Le abilità cognitive maggiormente colpite dalla privazione di sonno sono: i processi decisionali, la categorizzazione, la memoria spaziale, la fluidità verbale, la creatività, la pianificazione, la capacità di rilevare cambiamenti nell’ambiente e di svolgere attività cognitive complesse.

A livello psicologico, il sonno frammentato, la privazione totale di sonno e la restrizione cronica del sonno hanno degli effetti rilevanti sia sul benessere emotivo, inteso come stato d’animo passeggero condizionato da stimoli specifici, sia sull’umore,uno stato affettivo duraturo e stabile nel tempo.

La relazione tra sonno e umore è bidirezionale: lo stato d’animo sperimentato prima di addormentarsi condiziona la qualità del sonno notturno; mentre quest’ultima rispetto alla notte precedente è in grado di influenzare le emozioni provate il giorno successivo.

In particolare, una riduzione o la totale privazione del sonno comporta irritabilità, deflessione del tono dell’umore e calo di interesse per le attività quotidiane. Il protrarsi di queste condizioni può predisporre all’insorgenza di disturbi dell’umore, quali depressione, mania e/o disturbo bipolare.
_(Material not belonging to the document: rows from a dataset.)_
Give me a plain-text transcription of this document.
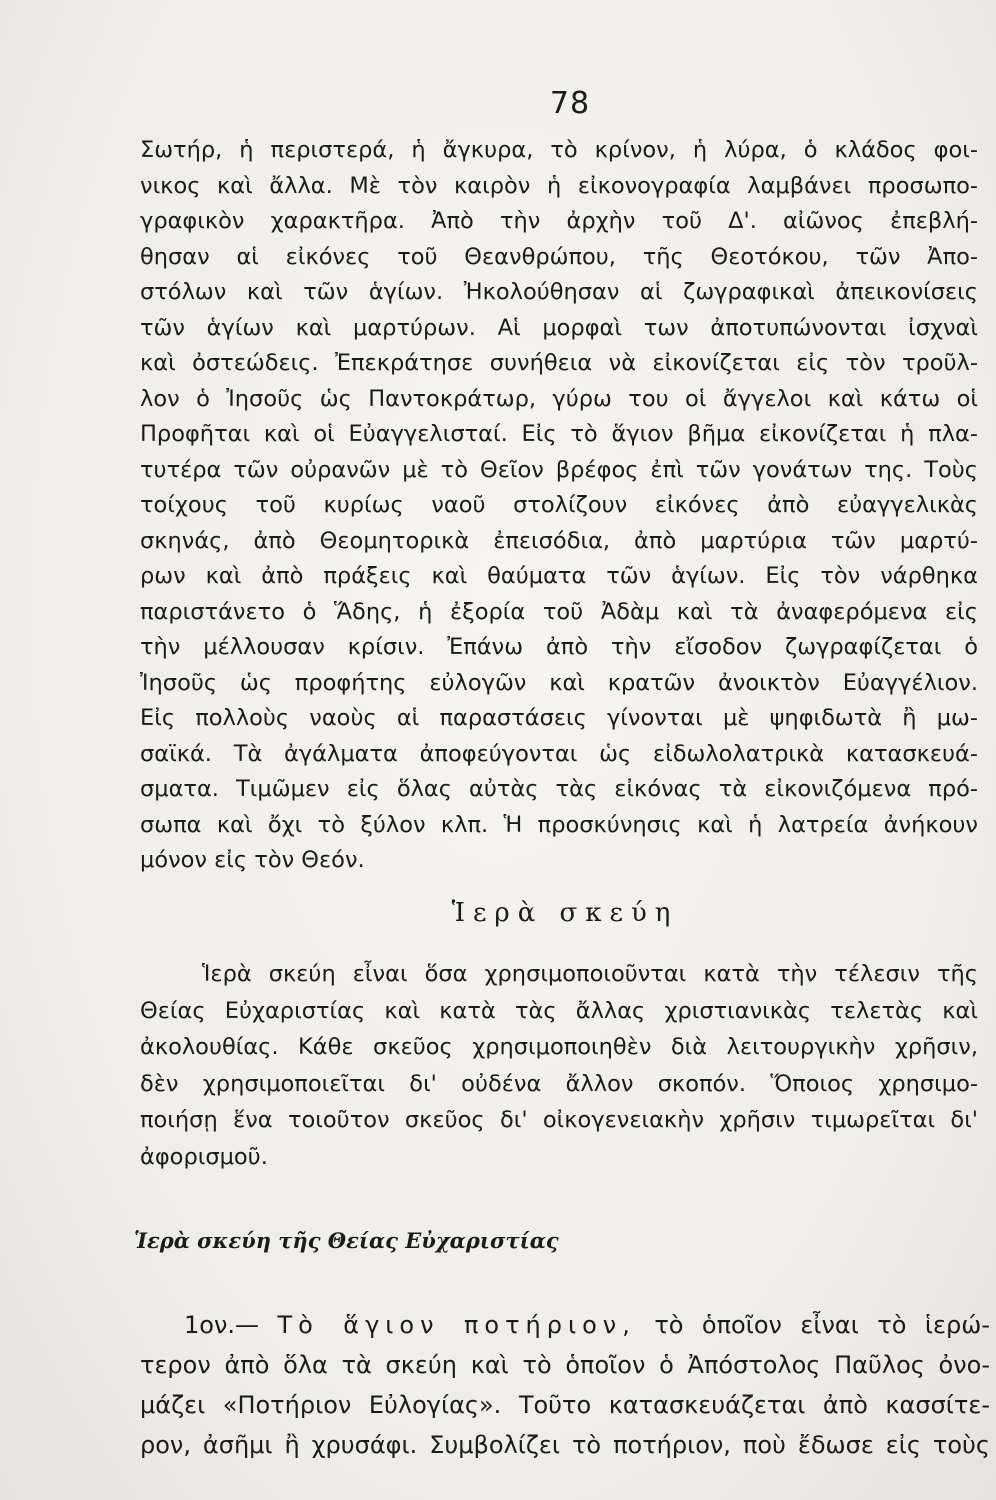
78
Σωτήρ, ἡ περιστερά, ἡ ἄγκυρα, τὸ κρίνον, ἡ λύρα, ὁ κλάδος φοι-
νικος καὶ ἄλλα. Μὲ τὸν καιρὸν ἡ εἰκονογραφία λαμβάνει προσωπο-
γραφικὸν χαρακτῆρα. Ἀπὸ τὴν ἀρχὴν τοῦ Δ'. αἰῶνος ἐπεβλή-
θησαν αἱ εἰκόνες τοῦ Θεανθρώπου, τῆς Θεοτόκου, τῶν Ἀπο-
στόλων καὶ τῶν ἁγίων. Ἠκολούθησαν αἱ ζωγραφικαὶ ἀπεικονίσεις
τῶν ἁγίων καὶ μαρτύρων. Αἱ μορφαὶ των ἀποτυπώνονται ἰσχναὶ
καὶ ὀστεώδεις. Ἐπεκράτησε συνήθεια νὰ εἰκονίζεται εἰς τὸν τροῦλ-
λον ὁ Ἰησοῦς ὡς Παντοκράτωρ, γύρω του οἱ ἄγγελοι καὶ κάτω οἱ
Προφῆται καὶ οἱ Εὐαγγελισταί. Εἰς τὸ ἅγιον βῆμα εἰκονίζεται ἡ πλα-
τυτέρα τῶν οὐρανῶν μὲ τὸ Θεῖον βρέφος ἐπὶ τῶν γονάτων της. Τοὺς
τοίχους τοῦ κυρίως ναοῦ στολίζουν εἰκόνες ἀπὸ εὐαγγελικὰς
σκηνάς, ἀπὸ Θεομητορικὰ ἐπεισόδια, ἀπὸ μαρτύρια τῶν μαρτύ-
ρων καὶ ἀπὸ πράξεις καὶ θαύματα τῶν ἁγίων. Εἰς τὸν νάρθηκα
παριστάνετο ὁ Ἅδης, ἡ ἐξορία τοῦ Ἀδὰμ καὶ τὰ ἀναφερόμενα εἰς
τὴν μέλλουσαν κρίσιν. Ἐπάνω ἀπὸ τὴν εἴσοδον ζωγραφίζεται ὁ
Ἰησοῦς ὡς προφήτης εὐλογῶν καὶ κρατῶν ἀνοικτὸν Εὐαγγέλιον.
Εἰς πολλοὺς ναοὺς αἱ παραστάσεις γίνονται μὲ ψηφιδωτὰ ἢ μω-
σαϊκά. Τὰ ἀγάλματα ἀποφεύγονται ὡς εἰδωλολατρικὰ κατασκευά-
σματα. Τιμῶμεν εἰς ὅλας αὐτὰς τὰς εἰκόνας τὰ εἰκονιζόμενα πρό-
σωπα καὶ ὄχι τὸ ξύλον κλπ. Ἡ προσκύνησις καὶ ἡ λατρεία ἀνήκουν
μόνον εἰς τὸν Θεόν.
Ἱερὰ σκεύη
Ἱερὰ σκεύη εἶναι ὅσα χρησιμοποιοῦνται κατὰ τὴν τέλεσιν τῆς
Θείας Εὐχαριστίας καὶ κατὰ τὰς ἄλλας χριστιανικὰς τελετὰς καὶ
ἀκολουθίας. Κάθε σκεῦος χρησιμοποιηθὲν διὰ λειτουργικὴν χρῆσιν,
δὲν χρησιμοποιεῖται δι' οὐδένα ἄλλον σκοπόν. Ὅποιος χρησιμο-
ποιήσῃ ἕνα τοιοῦτον σκεῦος δι' οἰκογενειακὴν χρῆσιν τιμωρεῖται δι'
ἀφορισμοῦ.
Ἱερὰ σκεύη τῆς Θείας Εὐχαριστίας
1ον.— Τὸ ἅγιον ποτήριον, τὸ ὁποῖον εἶναι τὸ ἱερώ-
τερον ἀπὸ ὅλα τὰ σκεύη καὶ τὸ ὁποῖον ὁ Ἀπόστολος Παῦλος ὀνο-
μάζει «Ποτήριον Εὐλογίας». Τοῦτο κατασκευάζεται ἀπὸ κασσίτε-
ρον, ἀσῆμι ἢ χρυσάφι. Συμβολίζει τὸ ποτήριον, ποὺ ἔδωσε εἰς τοὺς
Infine, a livello fisico ed endocrino, il sonno frammentato, la privazione totale di sonno e la restrizione cronica del sonno comportano diversi effetti collaterali sull’organismo che, a lungo andare, possono portare all’insorgenza di malattie cardiocircolatorie e/o gastrointestinali.

Durante il sonno vengono prodotti e rilasciati importanti ormoni nell’organismo, come l’ormone della crescita, responsabile dello sviluppo in età evolutiva e del mantenimento di un fisico sano nell’età adulta-anziana, e la leptina, correlata al controllo dell’appetito e alla sensazione di fame.

Inoltre, un’ adeguata quantità e qualità del sonno influisce anche sul sistema immunitario. Infatti, difficoltà nel dormire protratte nel tempo aumentano sensibilmente il rischio di infezioni e infiammazioni e possono favorire lo sviluppo di tumori e neoplasie.

In conclusione, dormire è un bisogno primario da non sottovalutare ed è importante dedicargli la giusta attenzione. In caso di disturbi del sonno è necessario individuarne le cause e intervenire tempestivamente per cercare di risolverli per evitarne la cronicizzazione.